I've been thinking (always dangerous, I know). A common metaphor for hatred, bigotry, and discrimination of all kind is that a wind-borne seed falls on fertile ground and sprouts and blossoms. Another metaphor is that a spark ignites tinder and is fanned into a raging fire.
I think neither of those is quite right. If we've learned anything in the last four years, it's that the hatred has always been there. It doesn't need a seed or a spark to bring it into existence.
So let me propose a different metaphor, one that might actually have some predictive value: Hate is a fungus. More specifically, each type of hate, each type of domination and subjugation and indifference to the suffering of others is a fungus. And as with actual living fungi, there are no constraints on the emergence of new species to feed off of new substrates.
We think of the forest floor as being infiltrated with the mycelia of all manner of mushrooms. But in truth all kinds of soils are filled with fungal mycelia. They spread quickly and broadly, with some individual organisms spreading over many square miles. Yet we don't notice them until the season and weather provide just the right conditions for this vast network to send up the fruiting bodies we notice on our hikes. Yet they are there, spreading, absorbing nutrients and energy from their environment, all the time.
So it is with hatred. It spreads out of sight, underground. And when conditions are right, it emerges and becomes visible, forming clumps and clusters and great fairy rings of fruiting bodies that release another generation of spores to strengthen and magnify the population. When the conditions become unfavorable, the mushrooms disappear, but the mycelium continues to thrive out of sight.
Other fungi spread above ground, forming the molds that digest abandoned buildings, roads, and the rubber dust cast off as your tire treads wear. But some of these are thin, invisible films that coat (and shield) the visible objects in our environment. White privilege comes to mind.

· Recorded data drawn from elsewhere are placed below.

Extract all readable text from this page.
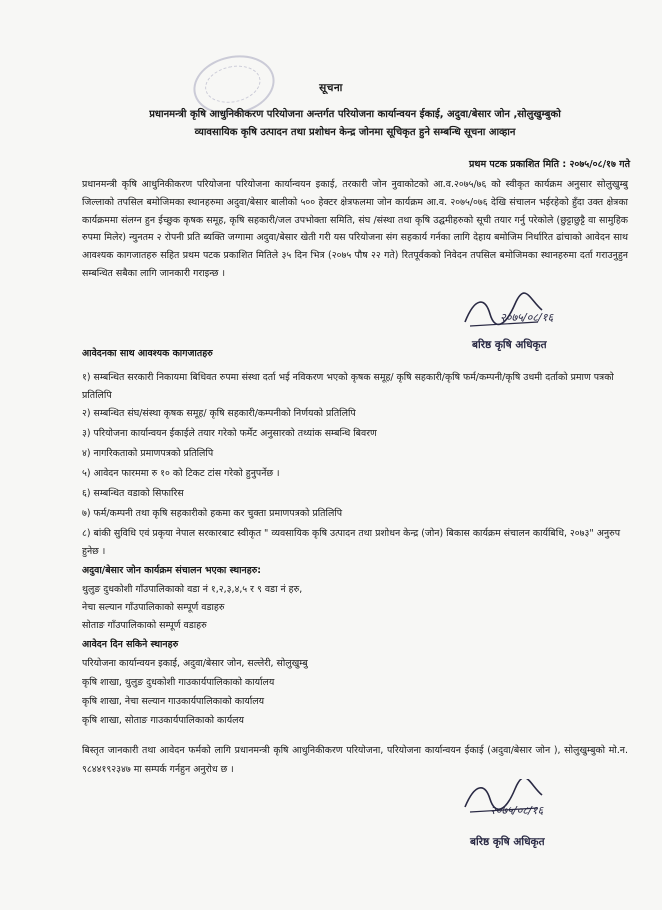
सूचना
प्रधानमन्त्री कृषि आधुनिकीकरण परियोजना अन्तर्गत परियोजना कार्यान्वयन ईकाई, अदुवा/बेसार जोन ,सोलुखुम्बुको
व्यावसायिक कृषि उत्पादन तथा प्रशोधन केन्द्र जोनमा सूचिकृत हुने सम्बन्धि सूचना आव्हान
प्रथम पटक प्रकाशित मिति : २०७५/०८/१७ गते
प्रधानमन्त्री कृषि आधुनिकीकरण परियोजना परियोजना कार्यान्वयन इकाई, तरकारी जोन नुवाकोटको आ.व.२०७५/७६ को स्वीकृत कार्यक्रम अनुसार सोलुखुम्बु जिल्लाको तपसिल बमोजिमका स्थानहरुमा अदुवा/बेसार बालीको ५०० हेक्टर क्षेत्रफलमा जोन कार्यक्रम आ.व. २०७५/०७६ देखि संचालन भईरहेको हुँदा उक्त क्षेत्रका कार्यक्रममा संलग्न हुन ईच्छुक कृषक समूह, कृषि सहकारी/जल उपभोक्ता समिति, संघ /संस्था तथा कृषि उद्घमीहरुको सूची तयार गर्नु परेकोले (छुट्टाछुट्टै वा सामुहिक रुपमा मिलेर) न्युनतम २ रोपनी प्रति ब्यक्ति जग्गामा अदुवा/बेसार खेती गरी यस परियोजना संग सहकार्य गर्नका लागि देहाय बमोजिम निर्धारित ढांचाको आवेदन साथ आवश्यक कागजातहरु सहित प्रथम पटक प्रकाशित मितिले ३५ दिन भित्र (२०७५ पौष २२ गते) रितपूर्वकको निवेदन तपसिल बमोजिमका स्थानहरुमा दर्ता गराउनुहुन सम्बन्धित सबैका लागि जानकारी गराइन्छ ।
२०७५/०८/१६
बरिष्ठ कृषि अधिकृत
आवेदनका साथ आवश्यक कागजातहरु
१) सम्बन्धित सरकारी निकायमा बिधिवत रुपमा संस्था दर्ता भई नविकरण भएको कृषक समूह/ कृषि सहकारी/कृषि फर्म/कम्पनी/कृषि उधमी दर्ताको प्रमाण पत्रको प्रतिलिपि
२) सम्बन्धित संघ/संस्था कृषक समूह/ कृषि सहकारी/कम्पनीको निर्णयको प्रतिलिपि
३) परियोजना कार्यान्वयन ईकाईले तयार गरेको फर्मेट अनुसारको तथ्यांक सम्बन्धि बिवरण
४) नागरिकताको प्रमाणपत्रको प्रतिलिपि
५) आवेदन फारममा रु १० को टिकट टांस गरेको हुनुपर्नेछ ।
६) सम्बन्धित वडाको सिफारिस
७) फर्म/कम्पनी तथा कृषि सहकारीको हकमा कर चुक्ता प्रमाणपत्रको प्रतिलिपि
८) बांकी सुविधि एवं प्रकृया नेपाल सरकारबाट स्वीकृत " व्यवसायिक कृषि उत्पादन तथा प्रशोधन केन्द्र (जोन) बिकास कार्यक्रम संचालन कार्यबिधि, २०७३" अनुरुप हुनेछ ।
अदुवा/बेसार जोन कार्यक्रम संचालन भएका स्थानहरु:
थुलुङ दुधकोशी गाँउपालिकाको वडा नं १,२,३,४,५ र ९ वडा नं हरु,
नेचा सल्यान गाँउपालिकाको सम्पूर्ण वडाहरु
सोताङ गाँउपालिकाको सम्पूर्ण वडाहरु
आवेदन दिन सकिने स्थानहरु
परियोजना कार्यान्वयन इकाई, अदुवा/बेसार जोन, सल्लेरी, सोलुखुम्बु
कृषि शाखा, थुलुङ दुधकोशी गाउकार्यपालिकाको कार्यालय
कृषि शाखा, नेचा सल्यान गाउकार्यपालिकाको कार्यालय
कृषि शाखा, सोताङ गाउकार्यपालिकाको कार्यलय
बिस्तृत जानकारी तथा आवेदन फर्मको लागि प्रधानमन्त्री कृषि आधुनिकीकरण परियोजना, परियोजना कार्यान्वयन ईकाई (अदुवा/बेसार जोन ), सोलुखुम्बुको मो.न. ९८४४१९२३४७ मा सम्पर्क गर्नहुन अनुरोध छ ।
२०७५/०८/१६
बरिष्ठ कृषि अधिकृत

Okay, so much for the metaphor. But my serious point is that we have mathematical models for the growth of mycelium. And if I'm right, the same equations describe the mycelia of hatred and can be used to understand how it spreads and grows. The idea of uprooting it like an unwanted shrub or spraying it like a weedy lawn would be understood to not apply, to be the wrong approach. Instead, society could focus on managing the conditions that lead to outbreaks. Fungi are devilishly hard to eradicate, but they can be managed.